Comunque, l’ho scoperta chiedendomi cosa sarebbe uscito cambiando la forma del foro, che tutti dicono debba essere il piu circolare possibile.

Esce questo:

pinhole4x5-2013-12-as-Smart-Object-1

Autoritratto.

La foresta, con pure un po di solarizzazione.

La foresta, con pure un po di solarizzazione.

Convergenza di idee.

La mia cadrega da relax in legno di pino.

Io ho lavorato per quanto? saran 4 anni? 5? coi mobili. Arredamento. Fotografavamo mobili ogni giorno. Le aziende ce li portavano e noi li fotografavamo. Ma sono pochi i mobili che mi hanno colpito, positivamente. Tanti mi passavan davanti senza suscitarmi nulla. I piu ormai eran fatti di pannelli di truciolare, fatti con abbondante colla che teneva insieme la segatura, ricoperta di plastica e spesso questa plastica ricordava il legno. Molti avevano gadget inutili e accessori ancor piu inutili, come luci a led in ogni anfratto, o complicati e costosissimi meccanismi di apertura delle antine o cappe aspiranti dalle forme futuristiche sulle quali però ci si sbatte la fronte. Ho visto persino antine elettriche, che si aprivano senza fatica e stupivano gli ospiti, o letti rotondi motorizzati rotanti.

Tanti erano mobili di design fondamentalmente inutili. Il loro design era superficialmente decorativo.

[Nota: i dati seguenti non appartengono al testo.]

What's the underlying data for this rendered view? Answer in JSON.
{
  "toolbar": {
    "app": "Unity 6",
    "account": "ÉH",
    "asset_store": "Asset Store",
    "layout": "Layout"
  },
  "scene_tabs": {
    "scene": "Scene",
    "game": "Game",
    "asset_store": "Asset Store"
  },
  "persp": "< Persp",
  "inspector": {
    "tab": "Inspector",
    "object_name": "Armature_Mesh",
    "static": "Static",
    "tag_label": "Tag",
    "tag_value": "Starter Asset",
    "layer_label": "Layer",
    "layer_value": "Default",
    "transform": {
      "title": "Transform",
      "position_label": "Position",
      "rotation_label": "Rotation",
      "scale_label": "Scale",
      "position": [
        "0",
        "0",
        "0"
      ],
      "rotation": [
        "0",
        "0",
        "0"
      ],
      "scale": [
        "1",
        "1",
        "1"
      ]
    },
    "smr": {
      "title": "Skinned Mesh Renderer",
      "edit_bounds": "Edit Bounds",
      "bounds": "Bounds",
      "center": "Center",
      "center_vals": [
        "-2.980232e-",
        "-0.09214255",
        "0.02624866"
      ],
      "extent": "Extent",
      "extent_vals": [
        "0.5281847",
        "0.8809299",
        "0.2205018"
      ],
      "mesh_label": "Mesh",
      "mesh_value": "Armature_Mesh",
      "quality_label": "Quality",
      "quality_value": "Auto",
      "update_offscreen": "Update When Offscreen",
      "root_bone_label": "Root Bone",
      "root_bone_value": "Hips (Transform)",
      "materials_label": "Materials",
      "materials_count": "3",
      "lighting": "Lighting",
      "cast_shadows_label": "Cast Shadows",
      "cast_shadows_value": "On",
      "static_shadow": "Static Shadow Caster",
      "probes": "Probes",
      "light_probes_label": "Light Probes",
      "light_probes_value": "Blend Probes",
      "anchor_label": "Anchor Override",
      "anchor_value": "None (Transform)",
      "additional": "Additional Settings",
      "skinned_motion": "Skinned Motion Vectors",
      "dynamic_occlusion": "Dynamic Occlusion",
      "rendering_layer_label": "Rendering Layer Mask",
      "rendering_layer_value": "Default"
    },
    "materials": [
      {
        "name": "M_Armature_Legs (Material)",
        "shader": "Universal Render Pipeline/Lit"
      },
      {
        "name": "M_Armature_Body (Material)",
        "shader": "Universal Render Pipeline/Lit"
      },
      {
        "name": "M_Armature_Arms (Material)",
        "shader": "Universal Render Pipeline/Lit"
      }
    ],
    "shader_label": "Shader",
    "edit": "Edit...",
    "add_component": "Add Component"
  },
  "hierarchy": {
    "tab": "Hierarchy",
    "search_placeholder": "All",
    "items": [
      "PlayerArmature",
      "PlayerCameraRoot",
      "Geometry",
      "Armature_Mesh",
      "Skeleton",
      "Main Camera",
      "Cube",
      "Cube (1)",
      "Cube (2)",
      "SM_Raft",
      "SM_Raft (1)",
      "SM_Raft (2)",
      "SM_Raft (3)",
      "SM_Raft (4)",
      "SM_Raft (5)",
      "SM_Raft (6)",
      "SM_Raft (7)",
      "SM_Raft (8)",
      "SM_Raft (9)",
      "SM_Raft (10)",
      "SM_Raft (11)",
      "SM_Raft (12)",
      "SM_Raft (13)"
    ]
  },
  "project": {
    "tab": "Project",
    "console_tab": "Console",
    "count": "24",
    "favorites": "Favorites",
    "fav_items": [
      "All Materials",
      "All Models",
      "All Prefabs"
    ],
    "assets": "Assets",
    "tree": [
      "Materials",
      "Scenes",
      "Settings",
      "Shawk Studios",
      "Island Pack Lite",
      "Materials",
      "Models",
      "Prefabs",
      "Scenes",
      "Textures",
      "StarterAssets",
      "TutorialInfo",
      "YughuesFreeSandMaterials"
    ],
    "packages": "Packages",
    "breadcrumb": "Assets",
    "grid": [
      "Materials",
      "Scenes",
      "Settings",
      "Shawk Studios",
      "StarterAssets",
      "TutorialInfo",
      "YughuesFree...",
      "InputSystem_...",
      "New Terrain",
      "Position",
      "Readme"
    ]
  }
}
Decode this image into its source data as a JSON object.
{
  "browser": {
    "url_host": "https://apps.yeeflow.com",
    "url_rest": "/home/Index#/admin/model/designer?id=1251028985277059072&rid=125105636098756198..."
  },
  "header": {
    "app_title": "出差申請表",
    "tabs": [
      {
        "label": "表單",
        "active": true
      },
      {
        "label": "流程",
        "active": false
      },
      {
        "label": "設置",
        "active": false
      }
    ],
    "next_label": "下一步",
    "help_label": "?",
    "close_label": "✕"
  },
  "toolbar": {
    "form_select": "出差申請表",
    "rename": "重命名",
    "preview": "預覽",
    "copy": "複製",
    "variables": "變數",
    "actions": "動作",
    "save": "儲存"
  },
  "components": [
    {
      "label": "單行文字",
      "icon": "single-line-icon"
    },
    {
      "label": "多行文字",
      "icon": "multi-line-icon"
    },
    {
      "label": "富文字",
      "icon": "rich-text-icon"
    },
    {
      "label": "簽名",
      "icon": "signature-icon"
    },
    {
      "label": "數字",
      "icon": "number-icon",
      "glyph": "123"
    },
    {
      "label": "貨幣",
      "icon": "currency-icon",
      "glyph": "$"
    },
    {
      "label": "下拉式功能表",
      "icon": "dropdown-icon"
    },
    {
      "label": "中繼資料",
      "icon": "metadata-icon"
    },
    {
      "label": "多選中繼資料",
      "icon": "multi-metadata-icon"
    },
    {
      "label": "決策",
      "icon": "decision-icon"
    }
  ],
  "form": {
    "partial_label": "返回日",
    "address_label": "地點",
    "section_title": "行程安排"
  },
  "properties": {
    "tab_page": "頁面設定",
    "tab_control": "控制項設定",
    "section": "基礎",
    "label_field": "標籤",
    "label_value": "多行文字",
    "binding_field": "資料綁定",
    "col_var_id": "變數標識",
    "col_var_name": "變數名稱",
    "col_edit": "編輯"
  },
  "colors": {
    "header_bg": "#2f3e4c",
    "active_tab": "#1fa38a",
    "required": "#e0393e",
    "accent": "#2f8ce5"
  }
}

Io ho quell’età dove la gente inizia a sistemarsi, e pensare alla casa. Non è un mio problema, perché una casa mia è molto in là a venire. Però gli amici miei lo fanno, e ne parlano con me, e mi mostrano le idee e le loro case nuove. Io però vorrei spiegargli che quello che comprano tra negozi e cataloghi non gli è tutto necessario, e di sti tempi che paiono così difficili certi sacrifici potrebbero risparmiarseli e vivere così un po meglio, ma è molto difficile farglielo capire. Hanno l’idea comune del bello troppo radicata come necessità.

Vedendo gli amici miei ho capito che forse il mio lavoro non faceva del bene alle persone, perché quel che facevo serviva più che altro a creare desideri di cose di cui la gente non ne ha bisogno, serviva a inculcare bisogni di cose inutili, a vendere oggetti belli ma superflui che non facevano altro che alimentare il consumismo, a rendere schiave le persone del “così si fa perché fan tutti così.”

Anche per questo ho smesso di fare quel lavoro, o almeno lo faccio molto meno.

In positivo però ricordo forse solo un tavolo. Era di legno legno, legno abbastanza vero, lamellare. Quello m’ha colpito perchè era solido e un po ruvido e di forma semplice, piacevole. E poi una cadrega, ma questa non ce l’avevano portata ma ce l’eravamo costruita con legno vecchio, ruvido, di recupero, e la usavamo come complemento nelle foto. Sapete, montano i mobili e poi ci si aggiunge qualcosa intorno per ambientarli. Da lì ho iniziato a pensare come poter fare i mobili da me. E così ho provato. Prima con un tavolo quadrato per un’amica che lavorava con me, la Francesca; questo l’ho fatto perché ne aveva bisogno, e io pensavo di saperlo fare. Funziona bene e lei ne è tutt’ora molto felice. Ma lei, l’amica mia, è stata formata dal lavoro, e la pensa come me.
Poi c’ho preso gusto e ho costruito due poltroncine, un tavolo rotondo, due scaffali, una panca, e ho buttato giu lo schizzo e comprato il larice per costruire delle sedie piu snelle, per un tavolo da pranzo. Probabilmente all’Ikea spenderei lo stesso, o forse anche meno, non lo so perché non ci sono mai stato, ma il senso di far queste cose è un’altro.

Mentre le facevo vedevo che stavo trovando un’alternativa a “quel così si fa perché fan tutti così”. Ho trovato il modo di arredare una mia futura ipotetica casa in un modo che veste il mio animo. E vorrei così anche insegnare agl’amici miei che un mobile che viene prodotto e venduto è solo una proposta, e non dev’essere l’unica scelta possibile.

Poi, solo dopo, cercando esempi di sedie su google ho scoperto Enzo Mari.

Accidenti!

Ho ordinato il suo libro Autoprogettazione? su Amazon. E mentre scrivo questo articoletto lo sto leggendo, e mi sorprendo. Per esempio gli appunti suoi sono introdotti così:

“Materiali della discussione mia e di altri attorno alla possibilità di uscire dal condizionamento sociale esistente nel proprio rapporto con l’ambiente.”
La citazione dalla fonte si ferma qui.